In the third experiment (results shown in Table 3), the Victim system was set up on a Linux server that was serviced on an actual network. This included a DDoS attack on the open network.

Table 3 Packet collection results from the third experiment

5.2 Packet analysis results

The results were assembled by reverse engineering the technology to determine whether the network packet data collected on the actual network was similar to the virtual experiment network set up on the cloud network.

We confirmed that the same domain name came out on the packet and binary at the same time during binary analysis, to ensure that the domain name was from the actual packet data. The code producer had already configured this correctly. Domain s21.cnzz.com was recorded in the second experiment, which was a known malware distribution domain [14]. The domains shown in Table 4 were identified in the packet collection.

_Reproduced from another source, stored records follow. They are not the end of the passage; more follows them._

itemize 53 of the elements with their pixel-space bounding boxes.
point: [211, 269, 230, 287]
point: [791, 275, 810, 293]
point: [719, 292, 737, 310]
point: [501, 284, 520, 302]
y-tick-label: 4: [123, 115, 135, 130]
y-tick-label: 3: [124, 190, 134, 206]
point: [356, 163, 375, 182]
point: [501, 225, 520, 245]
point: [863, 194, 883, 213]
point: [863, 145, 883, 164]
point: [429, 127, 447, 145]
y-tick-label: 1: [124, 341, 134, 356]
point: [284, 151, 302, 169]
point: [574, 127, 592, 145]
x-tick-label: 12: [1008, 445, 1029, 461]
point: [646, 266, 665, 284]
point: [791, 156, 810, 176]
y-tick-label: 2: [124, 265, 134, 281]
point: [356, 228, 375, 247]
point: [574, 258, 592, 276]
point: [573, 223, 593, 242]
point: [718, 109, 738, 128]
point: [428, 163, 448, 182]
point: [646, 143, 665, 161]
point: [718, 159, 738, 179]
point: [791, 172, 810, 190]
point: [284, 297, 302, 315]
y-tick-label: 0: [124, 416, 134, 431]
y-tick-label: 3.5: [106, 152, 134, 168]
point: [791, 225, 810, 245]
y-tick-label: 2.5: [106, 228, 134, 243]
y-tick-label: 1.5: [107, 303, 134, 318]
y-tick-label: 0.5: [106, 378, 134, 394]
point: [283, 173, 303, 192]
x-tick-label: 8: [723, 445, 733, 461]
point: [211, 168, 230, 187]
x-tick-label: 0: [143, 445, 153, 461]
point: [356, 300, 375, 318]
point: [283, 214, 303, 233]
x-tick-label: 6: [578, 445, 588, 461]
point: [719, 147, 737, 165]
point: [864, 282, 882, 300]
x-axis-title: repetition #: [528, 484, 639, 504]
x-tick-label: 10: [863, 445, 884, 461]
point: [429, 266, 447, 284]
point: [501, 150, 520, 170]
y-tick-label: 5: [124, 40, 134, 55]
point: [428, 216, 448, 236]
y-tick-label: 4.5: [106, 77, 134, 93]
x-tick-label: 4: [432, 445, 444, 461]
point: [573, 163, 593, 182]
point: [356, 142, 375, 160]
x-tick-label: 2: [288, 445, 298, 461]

Table 4 Abnormal DNS query from a zombie client

If the binary code contained a configuration with a malicious feature, we confirm this domain based on the memory contents at the time of infection. We verified the memory contents as shown in Fig. 7.

Fig. 7
figure 7

Fixed domain addresses in the reversed binary code

6 Conclusion

In this study, we used a cloud system in a malicious code-spreading experiment. Current network experiments that are used to analyze the spread of malicious code require considerable time and computational resources. The proposed cloud system can make significant savings in terms of time and resource costs, while it allows data collection and analysis muck like an actual network. In the future, we aim to configure a more optimal method of packet generation, check packet occurrences in a time sequence, and we will compare an actual network’s packet distribution with a virtual network’s packet distribution using the virtual network environment presented in this paper. This will facilitate more effective analysis of malicious code distribution.